Model-based testing is an application of model-based design for designing and optionally also executing artifacts to perform software testing or system testing. Models can be used to represent the desired behavior of a system under test (SUT), or to represent testing strategies and a test environment. The picture on the right depicts the former approach.
A model describing a SUT is usually an abstract, partial presentation of the SUT's desired behavior.
Test cases derived from such a model are functional tests on the same level of abstraction as the model.
These test cases are collectively known as an abstract test suite.
An abstract test suite cannot be directly executed against an SUT because the suite is on the wrong level of abstraction.
An executable test suite needs to be derived from a corresponding abstract test suite.
The executable test suite can communicate directly with the system under test.
This is achieved by mapping the abstract test cases to
concrete test cases suitable for execution.
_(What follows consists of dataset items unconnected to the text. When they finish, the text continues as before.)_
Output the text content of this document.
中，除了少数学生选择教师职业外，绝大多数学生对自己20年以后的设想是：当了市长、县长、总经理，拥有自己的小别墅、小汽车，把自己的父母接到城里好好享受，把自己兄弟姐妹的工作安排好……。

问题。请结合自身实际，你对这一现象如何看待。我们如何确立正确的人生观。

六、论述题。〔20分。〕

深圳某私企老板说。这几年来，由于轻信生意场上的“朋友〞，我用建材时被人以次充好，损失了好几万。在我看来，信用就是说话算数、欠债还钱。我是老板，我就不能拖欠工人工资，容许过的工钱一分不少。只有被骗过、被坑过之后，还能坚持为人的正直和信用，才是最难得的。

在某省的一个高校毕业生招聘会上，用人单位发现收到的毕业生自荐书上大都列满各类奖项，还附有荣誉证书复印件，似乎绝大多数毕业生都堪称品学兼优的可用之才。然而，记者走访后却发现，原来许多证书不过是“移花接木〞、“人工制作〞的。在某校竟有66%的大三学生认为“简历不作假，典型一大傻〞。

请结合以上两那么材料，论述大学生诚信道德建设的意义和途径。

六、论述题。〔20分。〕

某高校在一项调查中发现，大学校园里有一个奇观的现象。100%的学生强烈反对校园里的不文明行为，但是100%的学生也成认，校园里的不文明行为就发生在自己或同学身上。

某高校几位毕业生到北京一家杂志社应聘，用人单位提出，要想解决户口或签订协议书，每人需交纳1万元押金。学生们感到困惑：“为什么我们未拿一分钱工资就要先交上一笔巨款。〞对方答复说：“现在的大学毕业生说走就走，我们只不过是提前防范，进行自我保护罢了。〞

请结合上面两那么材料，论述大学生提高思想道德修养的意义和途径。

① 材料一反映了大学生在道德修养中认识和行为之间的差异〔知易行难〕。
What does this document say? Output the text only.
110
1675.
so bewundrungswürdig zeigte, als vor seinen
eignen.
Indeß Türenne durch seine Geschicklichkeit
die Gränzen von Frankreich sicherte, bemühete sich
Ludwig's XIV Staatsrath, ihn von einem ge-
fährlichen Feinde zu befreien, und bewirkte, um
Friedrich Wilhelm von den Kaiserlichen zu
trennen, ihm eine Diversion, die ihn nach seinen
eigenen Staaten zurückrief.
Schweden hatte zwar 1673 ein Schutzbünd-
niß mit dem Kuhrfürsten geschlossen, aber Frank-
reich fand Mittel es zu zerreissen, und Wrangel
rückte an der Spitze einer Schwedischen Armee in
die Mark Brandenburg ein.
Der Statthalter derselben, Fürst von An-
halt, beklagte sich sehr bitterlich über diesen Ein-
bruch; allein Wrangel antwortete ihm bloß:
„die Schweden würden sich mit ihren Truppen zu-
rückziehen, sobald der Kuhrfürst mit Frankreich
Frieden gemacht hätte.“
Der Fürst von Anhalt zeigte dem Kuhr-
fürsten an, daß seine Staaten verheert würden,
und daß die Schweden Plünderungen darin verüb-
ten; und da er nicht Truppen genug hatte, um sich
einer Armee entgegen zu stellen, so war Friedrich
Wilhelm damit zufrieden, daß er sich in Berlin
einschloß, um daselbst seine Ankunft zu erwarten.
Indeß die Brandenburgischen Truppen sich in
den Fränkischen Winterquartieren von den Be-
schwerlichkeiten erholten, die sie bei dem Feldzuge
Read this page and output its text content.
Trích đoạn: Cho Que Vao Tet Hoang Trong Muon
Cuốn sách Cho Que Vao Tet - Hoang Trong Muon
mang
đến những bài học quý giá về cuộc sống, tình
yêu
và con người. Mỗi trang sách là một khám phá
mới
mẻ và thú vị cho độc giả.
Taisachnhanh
In some model-based testing environments, models contain enough information to generate executable test suites directly.
In others, elements in the abstract test suite must be mapped to specific statements or method calls in the software to create a concrete test suite. This is called solving the "mapping problem".
In the case of online testing (see below), abstract test suites exist only conceptually but not as explicit artifacts.
Tests can be derived from models in different ways. Because testing is usually experimental and based on heuristics,
there is no known single best approach for test derivation.
It is common to consolidate all test derivation related parameters into a
package that is often known as "test requirements", "test purpose" or even "use case(s)".
This package can contain information about those parts of a model that should be focused on, or the conditions for finishing testing (test stopping criteria).
Because test suites are derived from models and not from source code, model-based testing is usually seen as one form of black-box testing.